The firm has more than 470 UK stores and concessions as well as 142 stores in Ireland, the Netherlands and Belgium.
Carpetright is revamping its stores and product ranges in a bid to counter subdued consumer spending and tough competition in Britain, and reverse a slide in sales in the Netherlands. 

However, the firm said UK sales growth at stores open over a year slowed to 0.2% in the eight weeks to March 22 from 1.9% in its fiscal third quarter, while sales elsewhere in Europe fell 5.3%, dragged down by the Netherlands.

Britain's housing market has been steadily improving, fuelled by a government scheme that has boosted buyer demand. 

Banks approved the highest level of mortgages since 2007 in January and last month the total amount of lending to buy homes rose to its highest level in nearly two years.

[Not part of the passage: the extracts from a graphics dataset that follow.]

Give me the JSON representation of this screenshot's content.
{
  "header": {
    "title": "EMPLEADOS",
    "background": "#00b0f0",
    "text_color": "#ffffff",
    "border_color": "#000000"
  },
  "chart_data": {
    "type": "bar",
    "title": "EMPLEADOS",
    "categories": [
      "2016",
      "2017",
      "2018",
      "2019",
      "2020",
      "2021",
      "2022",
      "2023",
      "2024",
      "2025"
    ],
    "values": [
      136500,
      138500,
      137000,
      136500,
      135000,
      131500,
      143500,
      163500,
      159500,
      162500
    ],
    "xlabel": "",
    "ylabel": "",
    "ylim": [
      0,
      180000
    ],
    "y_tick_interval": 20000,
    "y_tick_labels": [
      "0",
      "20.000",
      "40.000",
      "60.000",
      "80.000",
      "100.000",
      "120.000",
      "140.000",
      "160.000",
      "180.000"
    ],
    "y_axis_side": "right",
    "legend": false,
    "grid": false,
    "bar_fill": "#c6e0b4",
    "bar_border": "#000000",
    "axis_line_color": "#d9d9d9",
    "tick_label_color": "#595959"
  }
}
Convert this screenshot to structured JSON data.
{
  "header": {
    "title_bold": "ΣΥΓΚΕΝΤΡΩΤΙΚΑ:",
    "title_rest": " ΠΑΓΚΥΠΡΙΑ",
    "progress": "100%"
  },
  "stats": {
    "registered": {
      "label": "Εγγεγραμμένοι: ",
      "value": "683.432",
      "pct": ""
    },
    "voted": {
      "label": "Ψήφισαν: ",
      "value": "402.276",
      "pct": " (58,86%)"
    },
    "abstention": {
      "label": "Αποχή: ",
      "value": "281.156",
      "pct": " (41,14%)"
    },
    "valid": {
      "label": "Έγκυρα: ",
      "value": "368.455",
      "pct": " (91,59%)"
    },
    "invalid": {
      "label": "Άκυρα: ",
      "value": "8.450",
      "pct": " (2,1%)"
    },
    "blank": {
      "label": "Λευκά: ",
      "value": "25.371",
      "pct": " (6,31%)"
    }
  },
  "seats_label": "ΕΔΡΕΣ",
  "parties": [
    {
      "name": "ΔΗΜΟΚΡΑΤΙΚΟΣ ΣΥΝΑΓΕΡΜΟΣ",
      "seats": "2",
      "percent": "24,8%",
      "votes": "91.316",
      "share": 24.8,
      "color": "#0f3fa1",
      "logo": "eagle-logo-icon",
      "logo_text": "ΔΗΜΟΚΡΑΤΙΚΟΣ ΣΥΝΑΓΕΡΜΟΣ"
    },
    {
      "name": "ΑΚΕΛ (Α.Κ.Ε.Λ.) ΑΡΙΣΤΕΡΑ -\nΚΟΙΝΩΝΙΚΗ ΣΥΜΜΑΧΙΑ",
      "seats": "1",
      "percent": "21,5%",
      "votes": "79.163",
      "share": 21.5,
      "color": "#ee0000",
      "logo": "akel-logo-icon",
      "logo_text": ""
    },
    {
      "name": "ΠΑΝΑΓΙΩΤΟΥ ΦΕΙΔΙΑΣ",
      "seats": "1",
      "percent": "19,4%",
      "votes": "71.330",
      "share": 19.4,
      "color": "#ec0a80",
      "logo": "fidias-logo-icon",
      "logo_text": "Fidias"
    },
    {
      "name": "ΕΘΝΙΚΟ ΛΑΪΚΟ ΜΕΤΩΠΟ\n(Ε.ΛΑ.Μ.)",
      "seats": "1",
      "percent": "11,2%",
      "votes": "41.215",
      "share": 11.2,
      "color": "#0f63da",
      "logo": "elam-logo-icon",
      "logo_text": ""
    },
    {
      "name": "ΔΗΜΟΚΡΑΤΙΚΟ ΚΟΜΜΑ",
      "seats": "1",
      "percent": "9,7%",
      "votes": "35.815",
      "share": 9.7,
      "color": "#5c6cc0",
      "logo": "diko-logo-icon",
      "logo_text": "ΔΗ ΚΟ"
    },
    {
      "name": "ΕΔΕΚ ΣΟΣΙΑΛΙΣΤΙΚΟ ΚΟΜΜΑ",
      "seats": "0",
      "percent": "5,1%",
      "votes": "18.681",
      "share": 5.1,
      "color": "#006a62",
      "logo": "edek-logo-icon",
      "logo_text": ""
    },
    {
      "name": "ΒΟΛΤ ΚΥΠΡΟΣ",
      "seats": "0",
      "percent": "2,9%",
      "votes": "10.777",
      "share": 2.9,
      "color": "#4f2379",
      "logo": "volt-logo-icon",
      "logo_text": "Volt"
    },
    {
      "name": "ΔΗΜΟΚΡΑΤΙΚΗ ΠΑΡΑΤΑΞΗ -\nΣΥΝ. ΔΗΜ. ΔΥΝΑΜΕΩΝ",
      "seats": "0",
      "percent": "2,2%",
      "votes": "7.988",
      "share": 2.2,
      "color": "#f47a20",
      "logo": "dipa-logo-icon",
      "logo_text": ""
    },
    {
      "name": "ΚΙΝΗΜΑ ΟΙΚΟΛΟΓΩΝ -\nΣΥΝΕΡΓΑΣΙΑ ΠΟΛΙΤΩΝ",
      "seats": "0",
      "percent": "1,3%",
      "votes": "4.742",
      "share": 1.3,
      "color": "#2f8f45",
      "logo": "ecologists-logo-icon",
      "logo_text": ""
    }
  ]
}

Analysts noted the improving UK housing market had started to benefit some other retailers, suggesting Carpetright was being held back by company-specific problems, such as excess selling space and high rents.
Topps Tiles, Britain's largest tile specialist, said earlier this week that it expected first-half profit to be up 70% on a year ago after a strong rise in sales. 

Carpetright said it now expected underlying pre-tax profit for the year to April 26 to be in a range of £3.5-5.5m, below analysts' consensus forecast of £7.78m, according to Reuters data.
That was its third downgrade in almost six months after a warning last October, which prompted boss Darren Shapland to quit, and another in January.